Military Looking For Signs Of Attack

Military Looking For Signs Of Attack
June 30th, 2008  
Team Infidel

Topic: Military Looking For Signs Of Attack

Military Looking For Signs Of Attack
Washington Times
June 30, 2008
Pg. 21
Contractor to check sites
By Shaun Waterman, United Press International
The U.S. military is looking for a contractor to patrol cyberspace, watching for warning signs of forthcoming terrorist attacks or other hostile activity on the Web.
"If someone wants to blow us up, we want to know about it," Robert Hembrook, the deputy intelligence chief of the U.S. Army´s Fifth Signal Command in Mannheim, Germany, told United Press International.
In a solicitation posted on the Web last week, the command said it was looking for a contractor to provide "Internet awareness services" to support "force protection," meaning the security of U.S. military installations and personnel.
"The purpose of the services will be to identify and assess stated and implied threat, antipathy, unrest, and other contextual data relating to selected Internet domains," says the solicitation.
Mr. Hembrook, a civilian, was otherwise tight-lipped about the proposal. "The more we talk about it, the less effective it will be," he said.
"If we didn´t have to put it out in public [to make the contract award], we wouldn´t have."
He would not comment on the kinds of Internet sites that the contractor would be directed to look at but acknowledged that it was "not far off" to assume that violent Islamic extremists would be at the top of the list.
The solicitation says the successful contractor will "analyze various Web pages, chat rooms, blogs and other Internet domains to aggregate and assess data of interest," adding that "the contractor will prioritize foreign language domains that relate to specific areas of concern ... [and] will also identify new Internet domains" that might relate to the "specific local requirements" of the command.
Officials were keen to stress that the contract covered only information that could be found by anyone with access to the Web.
"We´re not interested in being Big Brother," said LeAnne MacAllister, chief spokeswoman for the command, which runs communications in Europe for the U.S. Army and the military´s joint commands there.
"I would not characterize it as monitoring," added Ms.

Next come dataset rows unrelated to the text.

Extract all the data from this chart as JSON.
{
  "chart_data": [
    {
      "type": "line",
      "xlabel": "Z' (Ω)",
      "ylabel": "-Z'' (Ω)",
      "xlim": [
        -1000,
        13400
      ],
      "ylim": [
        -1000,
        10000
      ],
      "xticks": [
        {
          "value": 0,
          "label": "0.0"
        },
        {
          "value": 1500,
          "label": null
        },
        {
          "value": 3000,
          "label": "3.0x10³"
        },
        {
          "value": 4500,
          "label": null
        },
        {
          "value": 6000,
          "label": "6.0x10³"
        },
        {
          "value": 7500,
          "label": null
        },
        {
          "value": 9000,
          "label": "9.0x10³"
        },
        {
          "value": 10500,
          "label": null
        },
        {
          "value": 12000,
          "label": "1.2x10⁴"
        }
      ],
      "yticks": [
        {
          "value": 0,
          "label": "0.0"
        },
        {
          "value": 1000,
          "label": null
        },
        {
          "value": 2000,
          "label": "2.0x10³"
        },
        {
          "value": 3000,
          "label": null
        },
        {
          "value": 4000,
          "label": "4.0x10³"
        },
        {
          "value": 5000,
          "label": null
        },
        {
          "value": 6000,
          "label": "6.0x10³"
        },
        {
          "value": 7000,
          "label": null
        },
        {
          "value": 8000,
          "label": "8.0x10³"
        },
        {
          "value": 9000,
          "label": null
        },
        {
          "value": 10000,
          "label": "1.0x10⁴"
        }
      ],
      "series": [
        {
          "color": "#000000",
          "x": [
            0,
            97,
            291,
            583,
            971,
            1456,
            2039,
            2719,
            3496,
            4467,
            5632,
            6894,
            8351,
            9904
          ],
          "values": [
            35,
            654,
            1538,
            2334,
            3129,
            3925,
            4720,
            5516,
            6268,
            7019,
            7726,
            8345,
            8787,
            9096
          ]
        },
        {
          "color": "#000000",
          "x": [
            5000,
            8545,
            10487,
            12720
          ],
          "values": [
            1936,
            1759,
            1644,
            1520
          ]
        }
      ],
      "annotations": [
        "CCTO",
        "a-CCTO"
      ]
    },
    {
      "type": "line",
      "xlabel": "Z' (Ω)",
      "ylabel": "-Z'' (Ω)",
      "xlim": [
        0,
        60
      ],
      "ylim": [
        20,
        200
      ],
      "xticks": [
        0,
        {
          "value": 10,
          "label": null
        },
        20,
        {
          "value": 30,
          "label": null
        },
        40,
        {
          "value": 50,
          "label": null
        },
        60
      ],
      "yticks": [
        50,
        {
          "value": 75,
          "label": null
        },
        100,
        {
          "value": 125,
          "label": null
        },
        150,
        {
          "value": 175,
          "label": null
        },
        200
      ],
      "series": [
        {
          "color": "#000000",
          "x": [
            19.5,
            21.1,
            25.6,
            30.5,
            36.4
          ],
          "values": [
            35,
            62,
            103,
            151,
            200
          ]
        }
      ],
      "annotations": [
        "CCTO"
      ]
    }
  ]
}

MacAllister. "This is a research tool gathering information that is already in the public domain."
Experts say Islamic extremists such as al Qaeda use the Web for propaganda and fundraising purposes, although the extent to which it is employed in operational planning is less clear.
Mr. Hembrook said the main purpose of the contract was to analyze "trends in information."
The contractor would "help us find those needles in that haystack of information."
While declining to comment on the specific solicitation, Ben Venzke, chief executive officer of IntelCenter, an Alexandria-based company that monitors Islamic extremist propaganda for clients including U.S. government agencies, said it was "common" for the military or other agencies to employ contractors "to support their own work on these issues."
"What most people don´t get," he said, "is that [each agency or entity] has their own very specific requirements ... They are looking for one type of thing in particular."
Mr. Venzke explained that while an analyst for a big-city police department might be looking at extremist Web sites for certain kinds of information, their requirements would be different from those of intelligence analysts looking for evidence of trends in extremist targeting or ideology.
"There is some overlap," he said, "and you always have to work to minimize that, but generally, there are so many different ... pieces you can look at ... it´s not duplication."